Prof. Lee R. Berger Ph.D. D.Sc. is an award-winning researcher, explorer, author and speaker. He has been recognized by Time Magazine in 2016 as one of the 100 Most Influential People in the World. He is the recipient of the National Geographic Society’s first Prize for Research and Exploration and the Academy of Achievement’s Golden Plate Award and was the 2016 National Geographic Society’s Rolex Explorer of the Year. His work has brought him recognition as a Fellow of the Royal Society of South Africa, the Royal Geographical Society, the Explorers Club and the South African Academy of Sciences and prominent advisory positions including the Chairmanship of the Fulbright Commission of South Africa, the Senior Advisory Board of the Global Young Academy and the Centre of Excellence in PalaeoSciences of South Africa among many others. He is a South African Ambassador for Tourism, Conventions and Business Events. He has been awarded several humanitarian awards including the Boy Scout Medal of Honor for saving a life and the Red Cross Certificate of Merit. He is the Honorary National President of the South African Spelaeological Association.
In addition, his efforts in conservation have been recognized by the William T. Hornaday Award and Georgia’s Youth Conservationist of the Year.
His explorations into human origins on the African continent, Asia and Micronesia for the past two and a half decades have resulted in many new discoveries, including the discovery of two new species of early human relatives – Australopithecus sediba and Homo naledi. His contributions to exploration sciences have also resulted in advances in the field of applied exploration methods and the application of technology to exploration, excavation and discovery.
He is the author of more than two hundred scholarly and popular works including more than 100 refereed papers and a number of academic and popular books on palaeontology, natural history, and exploration. In 2017 his research was rated as among the top 1% of all citations. His work has been featured three times on the cover of Science, and has been named the top 100 science stories of the year by Time, Scientific American and Discover Magazine on numerous occasions. He has appeared in many television documentaries on subjects related to archaeology, palaeoanthropology and natural history. Berger is an international recognized proponent of open access science and open sourcing.
He has founded the not for profit Lee R. Berger Foundation for Exploration and was a founder of the Palaeoanthropological Scientific Trust and a founding Trustee of the Jane Goodall Society of South Africa. He is Director of both the Malapa site and Rising Star excavations, the latter resulting in the discovery of the largest primitive hominin assemblage in history.
He is an avid diver and adventurer and holds a PADI Divemaster certificate among many other specialties.

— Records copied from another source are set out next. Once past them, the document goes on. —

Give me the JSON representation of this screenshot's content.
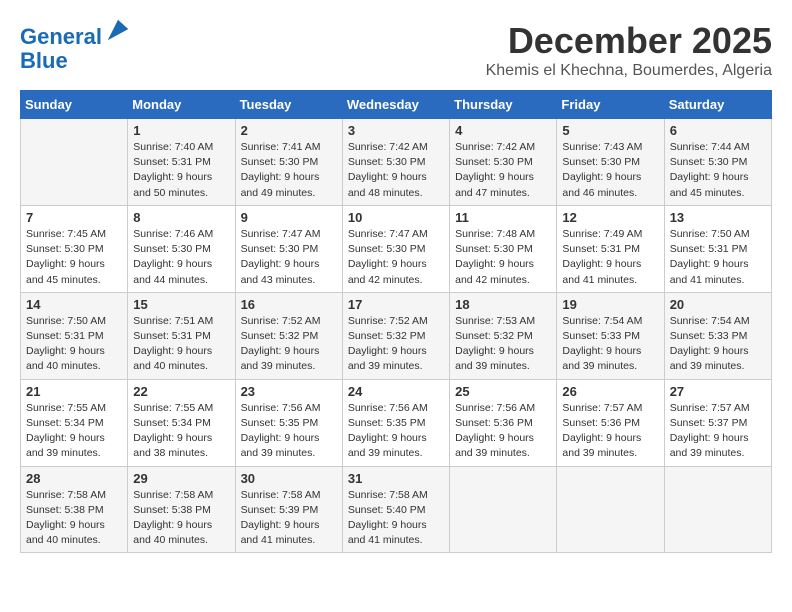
{
  "logo": {
    "line1": "General",
    "line2": "Blue"
  },
  "title": "December 2025",
  "subtitle": "Khemis el Khechna, Boumerdes, Algeria",
  "weekdays": [
    "Sunday",
    "Monday",
    "Tuesday",
    "Wednesday",
    "Thursday",
    "Friday",
    "Saturday"
  ],
  "weeks": [
    [
      {
        "day": "",
        "info": ""
      },
      {
        "day": "1",
        "info": "Sunrise: 7:40 AM\nSunset: 5:31 PM\nDaylight: 9 hours\nand 50 minutes."
      },
      {
        "day": "2",
        "info": "Sunrise: 7:41 AM\nSunset: 5:30 PM\nDaylight: 9 hours\nand 49 minutes."
      },
      {
        "day": "3",
        "info": "Sunrise: 7:42 AM\nSunset: 5:30 PM\nDaylight: 9 hours\nand 48 minutes."
      },
      {
        "day": "4",
        "info": "Sunrise: 7:42 AM\nSunset: 5:30 PM\nDaylight: 9 hours\nand 47 minutes."
      },
      {
        "day": "5",
        "info": "Sunrise: 7:43 AM\nSunset: 5:30 PM\nDaylight: 9 hours\nand 46 minutes."
      },
      {
        "day": "6",
        "info": "Sunrise: 7:44 AM\nSunset: 5:30 PM\nDaylight: 9 hours\nand 45 minutes."
      }
    ],
    [
      {
        "day": "7",
        "info": "Sunrise: 7:45 AM\nSunset: 5:30 PM\nDaylight: 9 hours\nand 45 minutes."
      },
      {
        "day": "8",
        "info": "Sunrise: 7:46 AM\nSunset: 5:30 PM\nDaylight: 9 hours\nand 44 minutes."
      },
      {
        "day": "9",
        "info": "Sunrise: 7:47 AM\nSunset: 5:30 PM\nDaylight: 9 hours\nand 43 minutes."
      },
      {
        "day": "10",
        "info": "Sunrise: 7:47 AM\nSunset: 5:30 PM\nDaylight: 9 hours\nand 42 minutes."
      },
      {
        "day": "11",
        "info": "Sunrise: 7:48 AM\nSunset: 5:30 PM\nDaylight: 9 hours\nand 42 minutes."
      },
      {
        "day": "12",
        "info": "Sunrise: 7:49 AM\nSunset: 5:31 PM\nDaylight: 9 hours\nand 41 minutes."
      },
      {
        "day": "13",
        "info": "Sunrise: 7:50 AM\nSunset: 5:31 PM\nDaylight: 9 hours\nand 41 minutes."
      }
    ],
    [
      {
        "day": "14",
        "info": "Sunrise: 7:50 AM\nSunset: 5:31 PM\nDaylight: 9 hours\nand 40 minutes."
      },
      {
        "day": "15",
        "info": "Sunrise: 7:51 AM\nSunset: 5:31 PM\nDaylight: 9 hours\nand 40 minutes."
      },
      {
        "day": "16",
        "info": "Sunrise: 7:52 AM\nSunset: 5:32 PM\nDaylight: 9 hours\nand 39 minutes."
      },
      {
        "day": "17",
        "info": "Sunrise: 7:52 AM\nSunset: 5:32 PM\nDaylight: 9 hours\nand 39 minutes."
      },
      {
        "day": "18",
        "info": "Sunrise: 7:53 AM\nSunset: 5:32 PM\nDaylight: 9 hours\nand 39 minutes."
      },
      {
        "day": "19",
        "info": "Sunrise: 7:54 AM\nSunset: 5:33 PM\nDaylight: 9 hours\nand 39 minutes."
      },
      {
        "day": "20",
        "info": "Sunrise: 7:54 AM\nSunset: 5:33 PM\nDaylight: 9 hours\nand 39 minutes."
      }
    ],
    [
      {
        "day": "21",
        "info": "Sunrise: 7:55 AM\nSunset: 5:34 PM\nDaylight: 9 hours\nand 39 minutes."
      },
      {
        "day": "22",
        "info": "Sunrise: 7:55 AM\nSunset: 5:34 PM\nDaylight: 9 hours\nand 38 minutes."
      },
      {
        "day": "23",
        "info": "Sunrise: 7:56 AM\nSunset: 5:35 PM\nDaylight: 9 hours\nand 39 minutes."
      },
      {
        "day": "24",
        "info": "Sunrise: 7:56 AM\nSunset: 5:35 PM\nDaylight: 9 hours\nand 39 minutes."
      },
      {
        "day": "25",
        "info": "Sunrise: 7:56 AM\nSunset: 5:36 PM\nDaylight: 9 hours\nand 39 minutes."
      },
      {
        "day": "26",
        "info": "Sunrise: 7:57 AM\nSunset: 5:36 PM\nDaylight: 9 hours\nand 39 minutes."
      },
      {
        "day": "27",
        "info": "Sunrise: 7:57 AM\nSunset: 5:37 PM\nDaylight: 9 hours\nand 39 minutes."
      }
    ],
    [
      {
        "day": "28",
        "info": "Sunrise: 7:58 AM\nSunset: 5:38 PM\nDaylight: 9 hours\nand 40 minutes."
      },
      {
        "day": "29",
        "info": "Sunrise: 7:58 AM\nSunset: 5:38 PM\nDaylight: 9 hours\nand 40 minutes."
      },
      {
        "day": "30",
        "info": "Sunrise: 7:58 AM\nSunset: 5:39 PM\nDaylight: 9 hours\nand 41 minutes."
      },
      {
        "day": "31",
        "info": "Sunrise: 7:58 AM\nSunset: 5:40 PM\nDaylight: 9 hours\nand 41 minutes."
      },
      {
        "day": "",
        "info": ""
      },
      {
        "day": "",
        "info": ""
      },
      {
        "day": "",
        "info": ""
      }
    ]
  ]
}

Berger was born in Shawnee Mission Kansas and grew up in rural Georgia. He was awarded his Eagle Scout in 1983 achieving his silver and gold palms and has been recognized as a Distinguished Eagle Scout by the Eagle Scouts Association of America. Berger co-authored the Boy Scouts of America Exploration Merit badge launched in 2017. Berger is a Kappa Sigma Alumnus.
Berger is presently the Phillip Tobias Chair in Human Evolution at the University of the Witwatersrand, Johannesburg, South Africa and an Explorer at Large for the National Geographic Society. He is also the Division Director of Palaeoanthropology in the Evolutionary Studies Institute at the University of the Witwatersrand. He holds a Ph.D. in palaeoanthropology and a Doctor of Science in the same field.